The general atmosphere was more ominous back in 2011. Others just went on what the media we’re saying, believing OVDI was the way to get back into the system. They also believed that the IRS would be more reasonable with minnow Expats and make a distinction between them and resident tax evader whales… I think of Bubblebustin who imgenuinely wanted to do the honest thing and is still waiting to hear back from the IRS (after almost three years!!!) and facing a huge capital gains tax on the sale of her primary residence.

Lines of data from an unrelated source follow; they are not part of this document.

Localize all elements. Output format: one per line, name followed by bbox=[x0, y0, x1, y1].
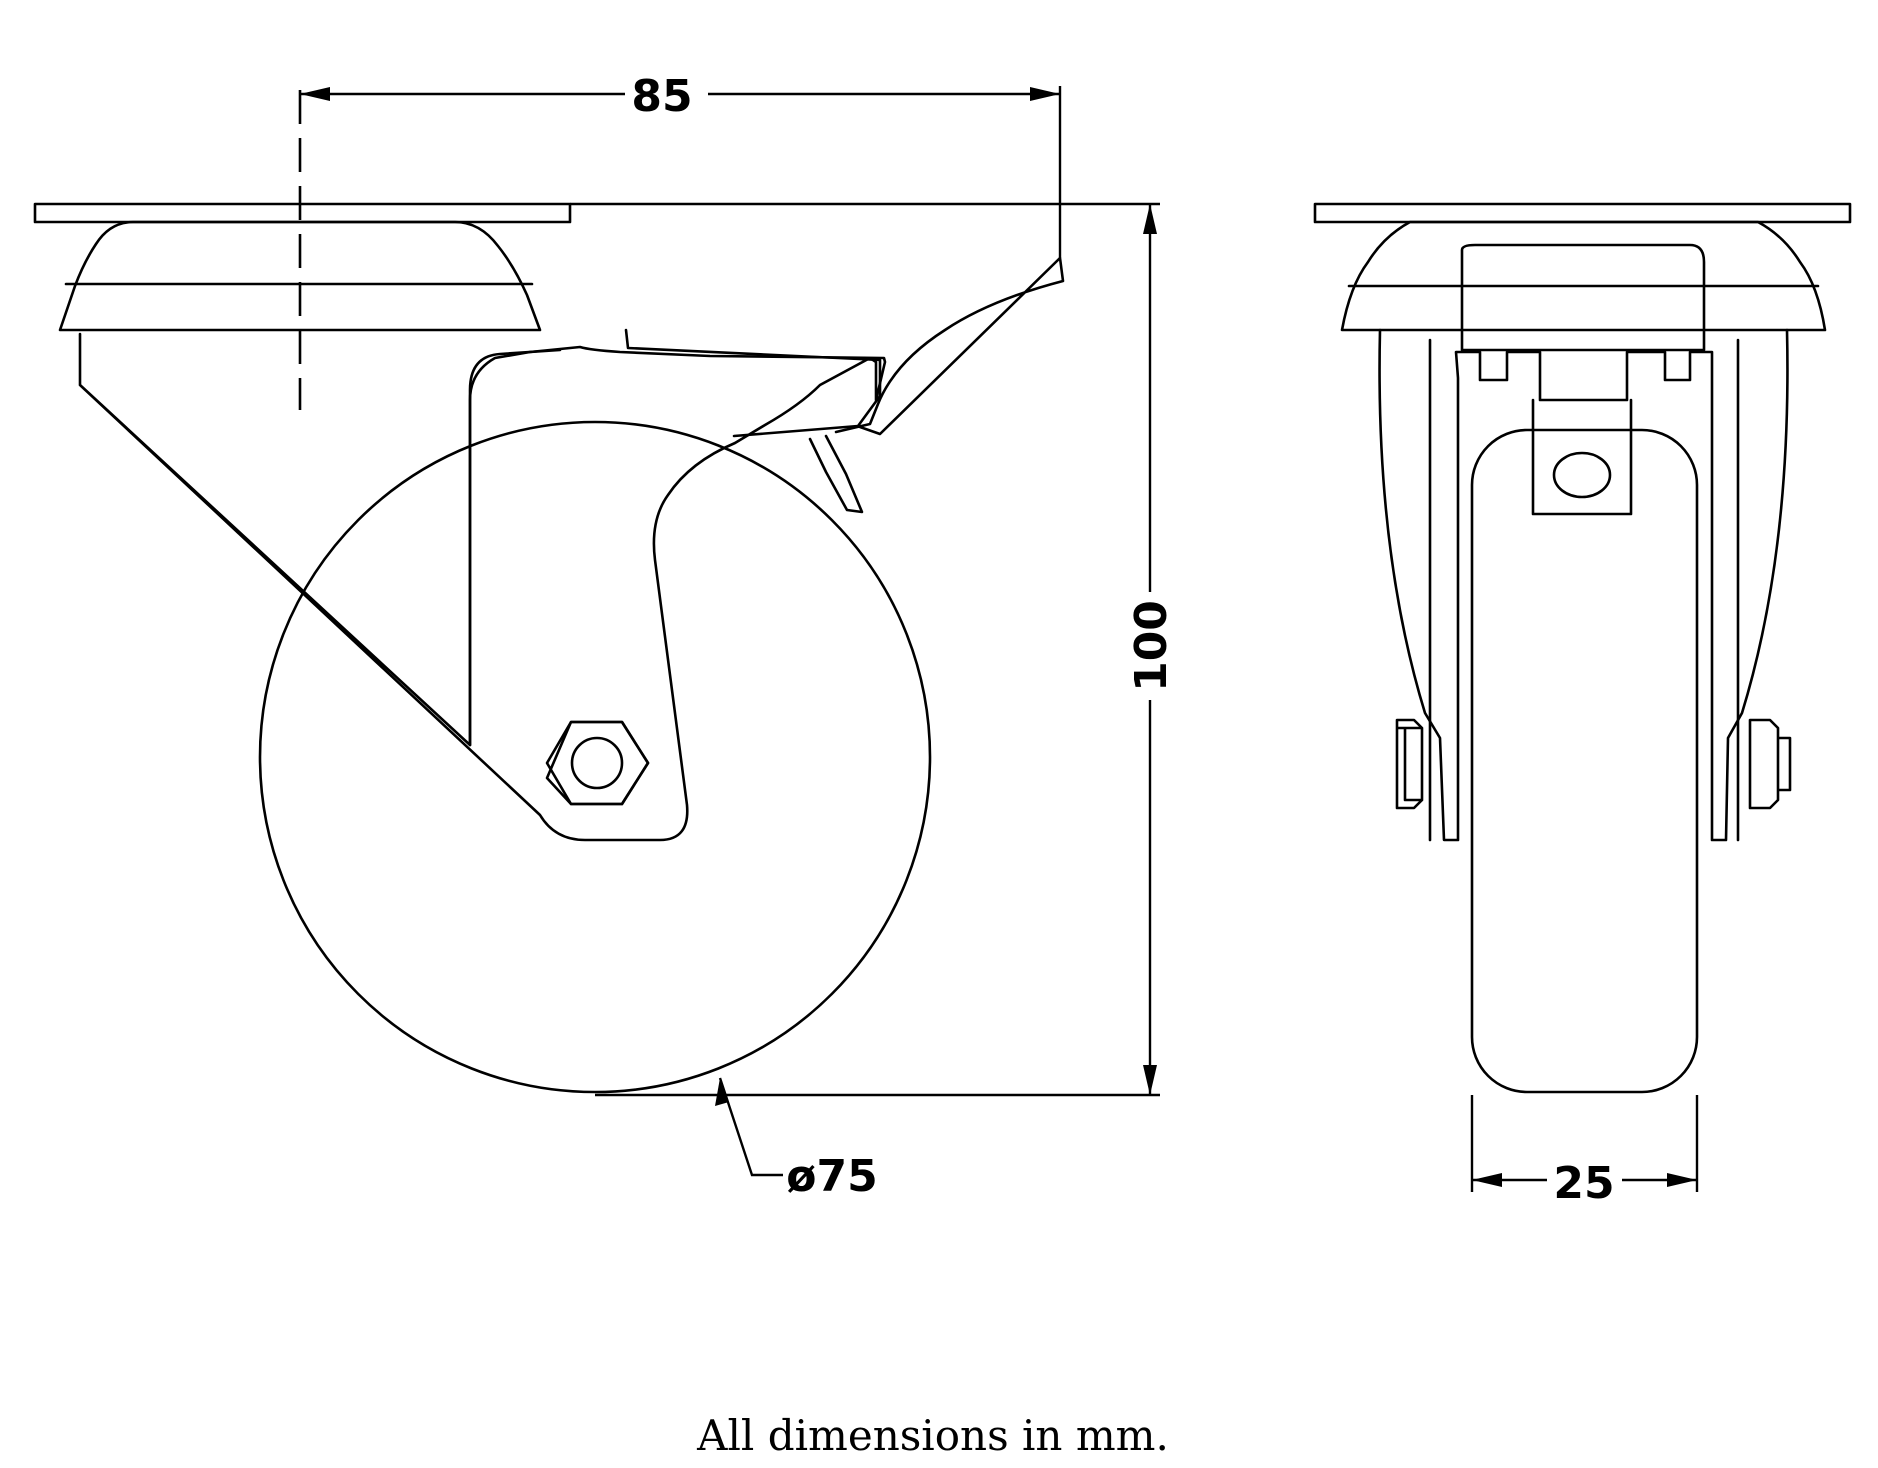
front-wheel bbox=[1470, 428, 1699, 1094]
front-top-plate bbox=[1313, 202, 1852, 224]
side-swivel-housing bbox=[58, 220, 542, 332]
dimension-width: 85 bbox=[298, 71, 1062, 410]
front-fork bbox=[1378, 328, 1789, 842]
front-view bbox=[1313, 202, 1852, 1094]
side-top-plate bbox=[33, 202, 572, 224]
side-fork bbox=[78, 332, 887, 842]
front-axle-nut-left bbox=[1395, 718, 1424, 810]
front-axle-nut-right bbox=[1748, 718, 1792, 810]
dimension-label-height: 100 bbox=[1126, 600, 1177, 692]
dimension-label-diameter: ø75 bbox=[786, 1151, 877, 1202]
dimension-height: 100 bbox=[570, 202, 1177, 1097]
side-hex-nut bbox=[545, 720, 650, 806]
side-brake-lever bbox=[834, 256, 1065, 436]
dimension-wheel-width: 25 bbox=[1470, 1095, 1699, 1209]
dimension-label-wheel-width: 25 bbox=[1553, 1158, 1614, 1209]
dimension-wheel-diameter: ø75 bbox=[715, 1077, 878, 1202]
caption: All dimensions in mm. bbox=[696, 1411, 1169, 1460]
dimension-label-width: 85 bbox=[631, 71, 692, 122]
front-swivel-housing bbox=[1340, 220, 1827, 332]
side-view bbox=[33, 202, 1065, 1094]
side-wheel bbox=[258, 420, 932, 1094]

@ beth thomas People did not deserve what they got in OVDI. Many people are naturally honest and were trying to do what was right, what they did not understand was that the US does not adhere to the same obligation. These people may have been scared but they thought this was a way to become compliant, obey a law they may have known nothing about. There was an abuse of trust. OVDI was an amnestry program for criminals, not those who had no idea they had filing obligations to the US. Their lawyers and accountants steered them in the wrong direction. The US has truly taken advantage of law abiding people who cannot possibly be expected to keep up with the ever changing citizenship and tax laws in a country they do not live in. FATCA is just another tool to continue the abuse.
beth thomas,
What a harsh and unfair statement you make. People that went into OVDI trusted their advisors and in hindsight that was the problem — they were not criminals and never should have been entered into such programs. Our ignorance does not make us gutless ball-less morons, weak-kneed at the thought (of the threat) of the IRS.
@heartsick
**law abiding people who cannot possibly be expected to keep up with the ever changing citizenship and tax laws in a country they do not live in**
Even immigrants living in the US do not know the rules… why would anyone think… things owned by non-citizens in their home country would be taxed by the US. I know many immigrants including myself who pay taxes if due to the home countries on things that are made in that country… Worse yet for immigrants… many things owned are generational things… hand me down from previous generations that the US now wants a piece of it… Things stolen during a war… family got back… now the US says we owe them for it… why?
Expired and/or current GC holders are now considered fake citizens… all the rights of a citizen without voting rights & representation in gov’t… So basically… we are the group who are screwed the most… both the US gov’t & our home countries… US don’t want to hear from the immigrants… our home countries washed their hands of us. Who do we turn to for help… As I said many times… I should have gone to the US illegally… wouldn’t be in this mess now…
One thing I just cannot understand is why the world has allowed the United States to tax their citizens this way all these years (even before FATCA and FBAR). Why?…
@Trish, the link for the quiet disclosure info ended up being an error. Do you have another?
Sorry Tricia I spelled your name wrong.